Tuesday, February 10, 2009

darkness, darkness

Last July at the beach - somehow dark.ness.



Months later, play with MS Picture Manager - founds the ghosts within.



Further color manipulation, contrast, brightness, etc and image flipped.



Summer, again.

Wednesday, December 3, 2008

Of Barcodes and Snow

Below is the background image - a number of steps were taken to get here, but let's consider this the "the bones" of the final composition. This image provides the "bar codes" like element. Note that this image includes a lot of repetiton - something I tend to do since I am quite "lazy." Cheap trick.



This image - an edited version of the Bev photo - was used. Color hue, saturation and contrast was also manipulated on this image by using paint.net and, more likely, MS Office Picture Manager. Manager gives you the greater tool set, but is applied to the entire image.



I copies parts of this image (magic wand) and also played with the color and brightness of these snippets...

This is a separate image that was being worked on and later used to combine multiple images into one...



Note color variations play and experimentation. This image is too apocalyptic.



At one point a parallel image became very abstract. Dead end, start over. There were a lot of "undo's" - where you "save as" and then "undo" using paint.net. MS Paint only allows you to undo three edits.



I then added some representational elements by using parts of the abstract image, etc on an interim image. The image, below, is close to the final, but for some color modifications. My daughter, Mariana, came to the computer and her comments assisted with the final compositional edits.



Final image that ends drought.



A variation, less sedate, can be found here.... sometimes there is a nice or a ripe brie in the basement.

Sunday, July 13, 2008

Things take time and they morph and I forget. This is close to a smaller file size version of image taken at the beach:



At some point I played with tone and colors in MS Office Photo Manager:



Then I used paint.net to select colors and use paint buckets:



Then I sharpened and tinkered a tiny bit The end of the line:

Saturday, June 21, 2008

Turn It Upside Down




Compare to original version in typos - the easiest way for me to see images side ways, up and down is on my BlackBerry. Lovely tool, I mean it. Hell of a color screen. Jewel.

I never wanted one and now it is a berry placebo.

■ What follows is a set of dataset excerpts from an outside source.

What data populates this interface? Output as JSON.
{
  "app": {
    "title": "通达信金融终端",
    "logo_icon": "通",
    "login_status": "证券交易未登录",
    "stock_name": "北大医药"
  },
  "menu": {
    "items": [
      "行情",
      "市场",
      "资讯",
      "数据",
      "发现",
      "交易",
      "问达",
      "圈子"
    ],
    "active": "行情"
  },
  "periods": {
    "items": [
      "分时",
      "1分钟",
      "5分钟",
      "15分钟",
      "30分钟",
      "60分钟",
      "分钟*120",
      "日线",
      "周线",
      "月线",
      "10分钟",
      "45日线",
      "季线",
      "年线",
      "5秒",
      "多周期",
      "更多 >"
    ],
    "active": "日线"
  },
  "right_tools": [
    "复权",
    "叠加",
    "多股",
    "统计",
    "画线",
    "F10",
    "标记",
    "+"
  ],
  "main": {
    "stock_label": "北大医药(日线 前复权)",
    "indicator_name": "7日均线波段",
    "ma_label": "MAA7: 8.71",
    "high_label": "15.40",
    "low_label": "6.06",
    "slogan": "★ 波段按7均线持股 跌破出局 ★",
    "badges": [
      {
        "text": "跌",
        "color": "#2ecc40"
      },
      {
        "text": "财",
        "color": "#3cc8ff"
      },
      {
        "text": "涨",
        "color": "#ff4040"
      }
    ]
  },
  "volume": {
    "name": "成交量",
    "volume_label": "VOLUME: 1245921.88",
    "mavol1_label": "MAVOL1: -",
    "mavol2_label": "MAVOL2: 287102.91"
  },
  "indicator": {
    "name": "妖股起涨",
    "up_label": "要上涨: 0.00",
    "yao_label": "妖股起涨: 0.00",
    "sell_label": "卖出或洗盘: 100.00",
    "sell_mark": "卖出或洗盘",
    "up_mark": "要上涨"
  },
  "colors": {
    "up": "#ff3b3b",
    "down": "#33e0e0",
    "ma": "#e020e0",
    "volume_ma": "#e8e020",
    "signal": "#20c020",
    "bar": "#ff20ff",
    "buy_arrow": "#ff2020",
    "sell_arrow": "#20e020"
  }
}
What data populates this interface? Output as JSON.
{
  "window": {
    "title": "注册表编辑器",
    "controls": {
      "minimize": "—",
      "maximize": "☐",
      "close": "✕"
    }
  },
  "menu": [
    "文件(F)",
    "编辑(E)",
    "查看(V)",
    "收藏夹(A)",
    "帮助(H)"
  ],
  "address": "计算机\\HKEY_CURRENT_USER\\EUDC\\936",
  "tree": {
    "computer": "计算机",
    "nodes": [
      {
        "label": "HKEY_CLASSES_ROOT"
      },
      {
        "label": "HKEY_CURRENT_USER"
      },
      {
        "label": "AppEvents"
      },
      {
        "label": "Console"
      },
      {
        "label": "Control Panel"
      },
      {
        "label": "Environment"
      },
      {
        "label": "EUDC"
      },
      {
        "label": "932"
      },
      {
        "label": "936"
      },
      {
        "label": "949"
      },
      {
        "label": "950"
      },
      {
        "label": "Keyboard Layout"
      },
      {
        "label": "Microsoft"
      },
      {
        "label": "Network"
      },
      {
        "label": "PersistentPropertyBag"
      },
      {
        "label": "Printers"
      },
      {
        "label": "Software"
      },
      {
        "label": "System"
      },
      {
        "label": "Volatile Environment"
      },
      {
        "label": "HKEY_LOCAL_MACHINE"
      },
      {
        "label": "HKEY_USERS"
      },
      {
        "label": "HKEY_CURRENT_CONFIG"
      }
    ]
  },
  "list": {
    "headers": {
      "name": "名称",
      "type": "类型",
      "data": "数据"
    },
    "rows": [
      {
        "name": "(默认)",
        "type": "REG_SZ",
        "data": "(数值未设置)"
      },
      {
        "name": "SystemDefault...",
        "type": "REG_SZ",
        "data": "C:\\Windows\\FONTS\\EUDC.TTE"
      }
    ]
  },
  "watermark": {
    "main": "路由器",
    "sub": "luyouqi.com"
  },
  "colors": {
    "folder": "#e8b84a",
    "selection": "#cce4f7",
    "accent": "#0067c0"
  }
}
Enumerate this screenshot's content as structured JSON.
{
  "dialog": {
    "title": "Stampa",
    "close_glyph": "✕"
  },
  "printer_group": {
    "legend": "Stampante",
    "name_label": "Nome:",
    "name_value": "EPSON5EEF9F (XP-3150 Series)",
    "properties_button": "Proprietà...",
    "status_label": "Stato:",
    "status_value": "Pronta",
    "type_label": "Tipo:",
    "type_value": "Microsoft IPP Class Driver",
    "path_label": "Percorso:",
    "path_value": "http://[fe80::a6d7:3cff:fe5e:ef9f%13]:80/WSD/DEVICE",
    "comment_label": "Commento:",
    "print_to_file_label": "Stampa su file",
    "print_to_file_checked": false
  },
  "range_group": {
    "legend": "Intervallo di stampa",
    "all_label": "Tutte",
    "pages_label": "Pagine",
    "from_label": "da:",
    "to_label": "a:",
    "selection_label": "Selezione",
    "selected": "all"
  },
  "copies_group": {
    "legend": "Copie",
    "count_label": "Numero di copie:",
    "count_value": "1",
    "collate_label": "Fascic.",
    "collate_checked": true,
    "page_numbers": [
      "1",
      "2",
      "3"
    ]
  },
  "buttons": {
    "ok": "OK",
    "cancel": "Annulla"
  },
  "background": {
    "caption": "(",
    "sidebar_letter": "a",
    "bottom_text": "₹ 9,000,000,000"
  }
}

Flipping it here has made it less abstract p0 more of a wood block landscape. I admire Hiroshige.

Thursday, June 19, 2008

Cutting Back Wisteria

CSeries of images, last one posted in typo.land - in the end I blocked of spaces in MS Paint - used an odd font - typed like a quarter mad man then selected color and colored in the negative space and then sliced and diced at the end.


Cut and paste lines:


Play with inversions and copy and paste:


More play:


Font is an easy compositional element - I consider it kind of cheap and almost cheating. Words carry weight, sometimes emotion - I often stop making sense on purpose....the word "work" was added among a number of w's, but most of of "work" got covered over by basting and pasting.


I do see windows, dark as they should be to conserve energy and the oppressed work force.

Under.time

Thank you, Sue for the photograph.

Tuesday, June 17, 2008

The first four posts have been moved to draft status today- let me know if you need them. Spell poorly...pleaze.

simmer.vacation?

Thursday, May 22, 2008





Two versions of a lovely Lisa NZ post - seeming more like Pissaro than photographs. Only alteration was cropping using MS Office Picture Manager.

My BlackBerry is a marvelous tool for seeing images small and the BB frame often reveals cropping possibilities. It is like having a pair of tri-focals for sub parts.

Thank you, Lisa. You are a sport.

I hope all of you understand if I kid around it never is meant maliciously. And the intent here is not to say my versions are "better" - the image was just excellent to demonstrate how much a photo changes with cropping (focusing the viewer's eye). There is a subtle difference In the two photos - part of me prefers the tighter crop because of it is claustrophobic. Creates tension.

Part of art is the choice of how much tension or movement to project. My work is focused on the weight or lightness of the composition.

I always preferred to shoot full frame, but at this time I do not have a real SLR with changeable lenses.